Ramsey numbers concern networks, such as social networks. The central question is: how large must a network be before certain structures, like groups of friends or strangers, inevitably form? This concept was first introduced by Frank Ramsey in the early 20th century, yet calculating specific Ramsey numbers remains an extraordinarily complex task to this day.
"Our method is particularly effective for the really large networks, like Facebook," explains Mattheus. "Even in seemingly random networks, substructures inevitably appear if the network is large enough. Chaos becomes impossible," he adds.
"We didn't have to invent anything new"
Despite Mattheus’ progress, calculating Ramsey numbers remains a formidable challenge. The Ramsey number r(s, t) represents the maximum number of people a network can contain before either a clique of s friends or t strangers must form. Only a few of the smallest Ramsey numbers are known—r(4, 5) was calculated in 1995—while others, such as r(3, 10) and r(4, 6), remain elusive.
Mattheus focused his recent work on the Ramsey number r(4, t), which defines how large a network must be before groups of four friends or t strangers inevitably appear. While countless attempts have been made over the past 90 years, the gap between the upper and lower bounds for this number remained wide. Mattheus significantly reduced this gap by relying on precise mathematical structures, rather than random networks. He drew insights from finite geometry, particularly a structure known as the Hermitian unital, which had been known for some time but never applied to this problem before.
"We didn’t have to invent anything new," Mattheus reflects. "The ingredients were already there; we just had to combine them in the right way. Searching for something that doesn’t exist is counterintuitive," he adds. "Mathematicians will need to learn to approach problems differently."
This innovative method not only represents a significant breakthrough in the quest to solve Ramsey numbers but also opens new doors for future mathematical discoveries.

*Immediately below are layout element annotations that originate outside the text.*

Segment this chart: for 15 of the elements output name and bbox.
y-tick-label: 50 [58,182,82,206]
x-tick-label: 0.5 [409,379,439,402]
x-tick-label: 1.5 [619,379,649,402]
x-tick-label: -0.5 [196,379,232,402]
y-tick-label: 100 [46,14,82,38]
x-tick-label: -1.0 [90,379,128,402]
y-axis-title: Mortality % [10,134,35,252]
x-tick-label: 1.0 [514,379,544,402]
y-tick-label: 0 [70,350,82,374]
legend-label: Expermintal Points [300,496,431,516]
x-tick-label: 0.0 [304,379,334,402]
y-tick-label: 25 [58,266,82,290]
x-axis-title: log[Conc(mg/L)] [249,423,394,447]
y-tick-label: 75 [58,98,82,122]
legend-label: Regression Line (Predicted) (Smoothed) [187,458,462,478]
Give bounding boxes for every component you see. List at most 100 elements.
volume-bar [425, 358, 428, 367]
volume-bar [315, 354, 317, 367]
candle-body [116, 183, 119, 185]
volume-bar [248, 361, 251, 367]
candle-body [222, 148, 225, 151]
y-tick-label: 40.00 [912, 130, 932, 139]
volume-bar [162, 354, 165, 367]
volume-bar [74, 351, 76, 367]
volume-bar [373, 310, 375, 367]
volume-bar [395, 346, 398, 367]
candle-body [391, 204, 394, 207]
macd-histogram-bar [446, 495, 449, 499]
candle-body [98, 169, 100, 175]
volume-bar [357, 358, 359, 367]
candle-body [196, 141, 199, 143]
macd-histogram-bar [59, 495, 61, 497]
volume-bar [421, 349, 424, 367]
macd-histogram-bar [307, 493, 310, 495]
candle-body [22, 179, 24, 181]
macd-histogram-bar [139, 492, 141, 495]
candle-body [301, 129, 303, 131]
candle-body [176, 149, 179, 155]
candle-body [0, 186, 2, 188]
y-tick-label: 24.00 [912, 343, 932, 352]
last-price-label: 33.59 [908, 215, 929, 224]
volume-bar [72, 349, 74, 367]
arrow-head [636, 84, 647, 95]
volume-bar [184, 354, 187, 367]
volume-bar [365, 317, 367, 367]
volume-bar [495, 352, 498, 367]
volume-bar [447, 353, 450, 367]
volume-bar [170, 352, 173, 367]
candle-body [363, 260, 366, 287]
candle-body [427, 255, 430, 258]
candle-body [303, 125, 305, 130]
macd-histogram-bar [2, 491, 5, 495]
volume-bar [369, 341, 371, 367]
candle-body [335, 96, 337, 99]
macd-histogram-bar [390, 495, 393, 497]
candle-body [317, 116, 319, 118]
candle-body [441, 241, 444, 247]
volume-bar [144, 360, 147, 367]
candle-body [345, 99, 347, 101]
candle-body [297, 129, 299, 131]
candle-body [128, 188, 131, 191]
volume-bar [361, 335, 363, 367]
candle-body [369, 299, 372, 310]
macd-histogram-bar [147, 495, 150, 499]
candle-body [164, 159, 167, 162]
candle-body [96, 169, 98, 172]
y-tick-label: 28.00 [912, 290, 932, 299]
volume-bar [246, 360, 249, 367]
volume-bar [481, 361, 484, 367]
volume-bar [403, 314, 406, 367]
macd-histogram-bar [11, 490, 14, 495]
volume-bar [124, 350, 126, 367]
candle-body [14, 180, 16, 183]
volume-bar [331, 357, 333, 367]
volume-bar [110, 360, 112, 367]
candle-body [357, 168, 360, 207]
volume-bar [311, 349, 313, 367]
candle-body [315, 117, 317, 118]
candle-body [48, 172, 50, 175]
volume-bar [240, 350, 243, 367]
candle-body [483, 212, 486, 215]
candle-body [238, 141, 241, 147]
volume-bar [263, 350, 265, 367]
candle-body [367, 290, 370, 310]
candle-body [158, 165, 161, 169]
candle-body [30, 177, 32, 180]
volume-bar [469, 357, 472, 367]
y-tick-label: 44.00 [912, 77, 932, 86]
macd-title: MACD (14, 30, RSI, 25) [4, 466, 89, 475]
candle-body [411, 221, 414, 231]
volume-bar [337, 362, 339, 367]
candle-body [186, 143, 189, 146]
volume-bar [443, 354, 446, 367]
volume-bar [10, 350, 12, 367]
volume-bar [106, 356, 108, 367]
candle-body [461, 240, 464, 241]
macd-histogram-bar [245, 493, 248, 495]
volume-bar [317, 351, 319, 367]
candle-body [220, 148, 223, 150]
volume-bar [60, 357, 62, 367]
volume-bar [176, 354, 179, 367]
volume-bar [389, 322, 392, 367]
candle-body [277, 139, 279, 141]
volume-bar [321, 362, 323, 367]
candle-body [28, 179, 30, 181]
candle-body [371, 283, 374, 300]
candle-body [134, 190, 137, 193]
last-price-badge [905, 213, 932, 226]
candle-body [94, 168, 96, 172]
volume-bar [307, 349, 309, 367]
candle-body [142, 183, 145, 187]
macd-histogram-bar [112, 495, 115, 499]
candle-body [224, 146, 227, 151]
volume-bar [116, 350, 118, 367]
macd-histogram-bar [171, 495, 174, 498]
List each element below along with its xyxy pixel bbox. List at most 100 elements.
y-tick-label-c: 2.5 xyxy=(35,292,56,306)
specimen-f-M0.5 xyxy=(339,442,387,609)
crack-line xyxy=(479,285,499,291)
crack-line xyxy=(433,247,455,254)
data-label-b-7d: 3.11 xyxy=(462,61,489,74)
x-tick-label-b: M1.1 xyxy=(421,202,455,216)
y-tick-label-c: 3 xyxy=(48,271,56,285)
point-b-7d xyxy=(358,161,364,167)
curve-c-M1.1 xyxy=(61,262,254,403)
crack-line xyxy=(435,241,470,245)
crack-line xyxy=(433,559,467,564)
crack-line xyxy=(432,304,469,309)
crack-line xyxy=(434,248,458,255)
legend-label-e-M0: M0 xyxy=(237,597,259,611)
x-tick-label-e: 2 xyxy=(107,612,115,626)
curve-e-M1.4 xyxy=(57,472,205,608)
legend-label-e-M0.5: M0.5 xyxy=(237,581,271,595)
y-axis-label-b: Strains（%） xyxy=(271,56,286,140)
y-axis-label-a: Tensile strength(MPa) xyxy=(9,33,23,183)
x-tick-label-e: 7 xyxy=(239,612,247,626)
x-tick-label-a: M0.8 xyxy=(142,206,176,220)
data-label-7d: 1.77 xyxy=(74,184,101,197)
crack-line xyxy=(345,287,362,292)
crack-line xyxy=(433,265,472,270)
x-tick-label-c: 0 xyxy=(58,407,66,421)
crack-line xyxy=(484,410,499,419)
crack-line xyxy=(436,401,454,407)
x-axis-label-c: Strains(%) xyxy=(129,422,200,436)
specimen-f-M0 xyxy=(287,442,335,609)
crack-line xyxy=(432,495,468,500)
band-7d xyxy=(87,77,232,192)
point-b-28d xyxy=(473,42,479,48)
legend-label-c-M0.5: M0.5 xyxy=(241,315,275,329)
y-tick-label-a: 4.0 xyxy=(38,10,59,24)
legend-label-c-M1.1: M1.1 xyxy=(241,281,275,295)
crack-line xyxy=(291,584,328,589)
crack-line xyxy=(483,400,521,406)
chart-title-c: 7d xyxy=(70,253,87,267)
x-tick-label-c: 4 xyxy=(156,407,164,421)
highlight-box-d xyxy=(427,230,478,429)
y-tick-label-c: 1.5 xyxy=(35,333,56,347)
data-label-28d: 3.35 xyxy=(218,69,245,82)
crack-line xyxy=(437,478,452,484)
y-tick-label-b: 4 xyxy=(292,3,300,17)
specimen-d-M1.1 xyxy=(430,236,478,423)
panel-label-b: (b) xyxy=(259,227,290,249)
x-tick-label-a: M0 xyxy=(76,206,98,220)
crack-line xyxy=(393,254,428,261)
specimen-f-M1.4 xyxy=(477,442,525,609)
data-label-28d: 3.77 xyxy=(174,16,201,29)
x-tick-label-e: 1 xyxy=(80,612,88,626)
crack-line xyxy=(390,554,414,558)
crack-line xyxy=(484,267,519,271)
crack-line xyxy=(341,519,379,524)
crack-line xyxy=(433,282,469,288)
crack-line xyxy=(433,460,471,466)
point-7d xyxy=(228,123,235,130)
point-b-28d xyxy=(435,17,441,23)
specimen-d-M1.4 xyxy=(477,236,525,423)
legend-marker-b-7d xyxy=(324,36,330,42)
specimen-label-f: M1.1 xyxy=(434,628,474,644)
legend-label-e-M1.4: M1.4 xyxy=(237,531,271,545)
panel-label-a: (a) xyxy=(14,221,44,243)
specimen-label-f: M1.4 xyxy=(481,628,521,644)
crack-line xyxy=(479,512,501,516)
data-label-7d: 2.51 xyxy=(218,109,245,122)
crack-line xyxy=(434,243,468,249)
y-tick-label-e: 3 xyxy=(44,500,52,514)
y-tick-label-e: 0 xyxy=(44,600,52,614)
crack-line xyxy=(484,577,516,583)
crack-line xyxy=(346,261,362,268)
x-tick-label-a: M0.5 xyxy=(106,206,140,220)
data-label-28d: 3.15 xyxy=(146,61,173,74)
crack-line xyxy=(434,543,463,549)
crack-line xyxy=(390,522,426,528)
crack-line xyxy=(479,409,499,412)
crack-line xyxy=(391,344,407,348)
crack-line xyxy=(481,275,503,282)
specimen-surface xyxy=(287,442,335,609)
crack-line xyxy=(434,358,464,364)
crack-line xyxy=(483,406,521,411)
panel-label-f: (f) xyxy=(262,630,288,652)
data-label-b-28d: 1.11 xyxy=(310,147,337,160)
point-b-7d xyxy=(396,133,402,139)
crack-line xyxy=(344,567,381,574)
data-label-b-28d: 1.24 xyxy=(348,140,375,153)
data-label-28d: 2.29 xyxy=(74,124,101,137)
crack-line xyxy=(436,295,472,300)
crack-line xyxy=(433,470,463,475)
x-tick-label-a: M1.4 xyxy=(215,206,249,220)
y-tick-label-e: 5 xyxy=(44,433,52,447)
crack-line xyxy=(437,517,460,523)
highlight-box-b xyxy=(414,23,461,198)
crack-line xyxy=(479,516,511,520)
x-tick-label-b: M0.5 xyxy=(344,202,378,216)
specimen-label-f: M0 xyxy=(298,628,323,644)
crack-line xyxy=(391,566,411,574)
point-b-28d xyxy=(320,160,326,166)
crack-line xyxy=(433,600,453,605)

"This breakthrough won’t have an immediate impact on everyday life, but I’m convinced the work will have practical applications in the long run. Mathematics has this peculiar ability—today’s research might become relevant fifty or even a hundred years from now," Mattheus concludes.
Sam Mattheus Bio
Born in 1993, Sam Mattheus earned his PhD at the Vrije Universiteit Brussel (VUB) and later conducted research at the University of California, San Diego. He is currently back in Belgium, continuing his research. Although his focus is currently on mathematical problems, Mattheus doesn’t rule out the possibility of exploring other fields in the future.